Plaintiffs in the present case alleged that they “typically” work between thirty-two and forty hours in a week, and they “frequently” work extra hours. Plaintiffs argued that it is “certainly plausible” that some of the extra hours caused them to work more than forty hours in a week. The Third Circuit disagreed:

 

Determining whether a plausible claim has been pled is “a context-specific task that requires the reviewing court to draw on its judicial experience and common sense.” … None of the named plaintiffs has alleged a single workweek in which he or she worked at least forty hours and also worked uncompensated time in excess of forty hours. Of the four named plaintiffs who allege that they “typically” worked at least forty hours per week, in addition to extra hours “frequently” worked during meal breaks or outside of their scheduled shifts … none indicates that she in fact worked extra hours during a typical (that is, a forty-hour) week. Their allegations are therefore insufficient.
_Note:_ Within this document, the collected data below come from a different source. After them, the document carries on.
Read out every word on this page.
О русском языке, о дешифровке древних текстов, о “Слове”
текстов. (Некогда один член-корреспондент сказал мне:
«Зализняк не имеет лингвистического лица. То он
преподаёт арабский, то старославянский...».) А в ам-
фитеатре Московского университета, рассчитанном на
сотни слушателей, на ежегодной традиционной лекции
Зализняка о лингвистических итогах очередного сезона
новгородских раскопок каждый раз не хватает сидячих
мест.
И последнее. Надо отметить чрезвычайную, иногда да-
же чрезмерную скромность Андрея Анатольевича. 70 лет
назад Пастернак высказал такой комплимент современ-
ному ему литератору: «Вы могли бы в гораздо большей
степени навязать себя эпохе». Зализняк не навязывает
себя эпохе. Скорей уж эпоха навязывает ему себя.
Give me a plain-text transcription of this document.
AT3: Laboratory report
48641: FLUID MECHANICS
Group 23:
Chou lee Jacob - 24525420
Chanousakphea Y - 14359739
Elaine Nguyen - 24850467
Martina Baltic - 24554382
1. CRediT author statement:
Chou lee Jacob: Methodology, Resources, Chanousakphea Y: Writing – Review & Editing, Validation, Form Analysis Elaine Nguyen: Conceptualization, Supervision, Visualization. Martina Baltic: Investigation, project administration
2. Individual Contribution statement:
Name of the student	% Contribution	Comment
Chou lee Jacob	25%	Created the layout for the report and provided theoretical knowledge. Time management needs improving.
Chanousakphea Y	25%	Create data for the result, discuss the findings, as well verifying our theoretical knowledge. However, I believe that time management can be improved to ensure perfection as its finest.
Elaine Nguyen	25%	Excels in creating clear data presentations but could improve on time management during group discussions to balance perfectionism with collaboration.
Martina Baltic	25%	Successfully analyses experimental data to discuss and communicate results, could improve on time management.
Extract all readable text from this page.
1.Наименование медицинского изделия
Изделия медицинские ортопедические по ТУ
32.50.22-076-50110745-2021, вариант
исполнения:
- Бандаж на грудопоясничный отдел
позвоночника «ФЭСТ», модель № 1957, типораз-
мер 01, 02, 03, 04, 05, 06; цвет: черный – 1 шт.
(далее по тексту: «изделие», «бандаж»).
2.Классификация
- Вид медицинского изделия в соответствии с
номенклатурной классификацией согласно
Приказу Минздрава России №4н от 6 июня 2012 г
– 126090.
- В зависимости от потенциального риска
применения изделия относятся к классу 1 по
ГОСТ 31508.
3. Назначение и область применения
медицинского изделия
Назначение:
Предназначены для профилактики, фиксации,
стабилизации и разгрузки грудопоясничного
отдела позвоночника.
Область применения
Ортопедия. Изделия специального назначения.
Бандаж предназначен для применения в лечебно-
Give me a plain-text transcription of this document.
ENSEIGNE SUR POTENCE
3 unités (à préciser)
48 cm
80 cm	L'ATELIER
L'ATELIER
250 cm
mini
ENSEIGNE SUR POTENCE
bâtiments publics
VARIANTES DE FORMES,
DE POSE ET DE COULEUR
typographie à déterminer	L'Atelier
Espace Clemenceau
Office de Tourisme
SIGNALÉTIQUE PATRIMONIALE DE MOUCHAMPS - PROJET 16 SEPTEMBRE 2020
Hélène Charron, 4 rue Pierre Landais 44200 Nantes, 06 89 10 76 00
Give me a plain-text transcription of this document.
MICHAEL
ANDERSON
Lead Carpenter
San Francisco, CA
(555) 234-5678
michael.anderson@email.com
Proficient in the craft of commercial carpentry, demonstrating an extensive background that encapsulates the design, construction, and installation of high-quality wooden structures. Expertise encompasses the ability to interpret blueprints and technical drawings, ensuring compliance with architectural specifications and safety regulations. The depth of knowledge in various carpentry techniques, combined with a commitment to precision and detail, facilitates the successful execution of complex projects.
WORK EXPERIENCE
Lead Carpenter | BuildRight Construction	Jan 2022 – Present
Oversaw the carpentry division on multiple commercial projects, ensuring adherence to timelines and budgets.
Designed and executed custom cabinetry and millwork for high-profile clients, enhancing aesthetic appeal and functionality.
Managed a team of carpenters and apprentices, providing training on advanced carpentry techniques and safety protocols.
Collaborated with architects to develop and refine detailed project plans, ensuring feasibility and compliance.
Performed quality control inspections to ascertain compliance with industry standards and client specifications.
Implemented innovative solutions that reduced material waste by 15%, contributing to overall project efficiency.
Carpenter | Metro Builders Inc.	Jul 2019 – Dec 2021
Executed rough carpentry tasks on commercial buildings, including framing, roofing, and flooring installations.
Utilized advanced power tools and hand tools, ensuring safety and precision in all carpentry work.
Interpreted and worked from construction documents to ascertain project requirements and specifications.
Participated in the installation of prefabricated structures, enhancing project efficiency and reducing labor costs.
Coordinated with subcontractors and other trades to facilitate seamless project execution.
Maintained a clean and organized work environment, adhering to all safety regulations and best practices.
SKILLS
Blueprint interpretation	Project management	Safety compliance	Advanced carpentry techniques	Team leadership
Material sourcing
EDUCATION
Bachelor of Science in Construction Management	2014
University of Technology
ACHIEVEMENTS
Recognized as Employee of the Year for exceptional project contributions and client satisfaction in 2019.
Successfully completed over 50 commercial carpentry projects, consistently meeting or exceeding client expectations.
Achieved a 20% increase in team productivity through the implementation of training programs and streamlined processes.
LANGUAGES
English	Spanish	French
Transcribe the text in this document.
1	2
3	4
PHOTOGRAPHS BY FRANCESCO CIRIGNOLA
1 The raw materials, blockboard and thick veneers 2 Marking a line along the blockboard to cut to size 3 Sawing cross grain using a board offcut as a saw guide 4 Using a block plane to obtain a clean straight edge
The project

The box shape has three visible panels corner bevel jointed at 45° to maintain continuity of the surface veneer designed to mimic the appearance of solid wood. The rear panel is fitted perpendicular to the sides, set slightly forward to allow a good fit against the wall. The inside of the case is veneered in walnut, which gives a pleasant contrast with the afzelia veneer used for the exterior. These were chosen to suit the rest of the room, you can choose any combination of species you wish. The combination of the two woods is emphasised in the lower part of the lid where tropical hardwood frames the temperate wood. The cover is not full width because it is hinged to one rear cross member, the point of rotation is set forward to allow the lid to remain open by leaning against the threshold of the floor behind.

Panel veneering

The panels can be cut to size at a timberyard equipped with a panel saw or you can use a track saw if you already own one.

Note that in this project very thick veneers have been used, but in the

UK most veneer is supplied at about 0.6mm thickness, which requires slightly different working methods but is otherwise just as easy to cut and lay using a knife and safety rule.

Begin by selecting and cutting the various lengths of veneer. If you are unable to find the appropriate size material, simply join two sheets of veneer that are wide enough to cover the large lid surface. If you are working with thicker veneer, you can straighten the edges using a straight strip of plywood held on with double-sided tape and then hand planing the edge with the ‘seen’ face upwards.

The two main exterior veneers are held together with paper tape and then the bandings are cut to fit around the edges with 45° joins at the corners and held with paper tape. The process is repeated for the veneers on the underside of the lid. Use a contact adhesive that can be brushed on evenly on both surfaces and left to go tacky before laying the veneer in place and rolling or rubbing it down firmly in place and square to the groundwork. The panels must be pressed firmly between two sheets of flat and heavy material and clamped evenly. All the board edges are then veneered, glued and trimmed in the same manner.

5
In reaching this conclusion, we do not hold that a plaintiff must identify the exact dates and times that she worked overtime. For instance, a plaintiff’s claim that she “typically” worked forty hours per week, worked extra hours during such a forty-hour week, and was not compensated for extra hours beyond forty hours he or she worked during one or more of those forty-hour weeks, would suffice … But no such allegation is present in this case.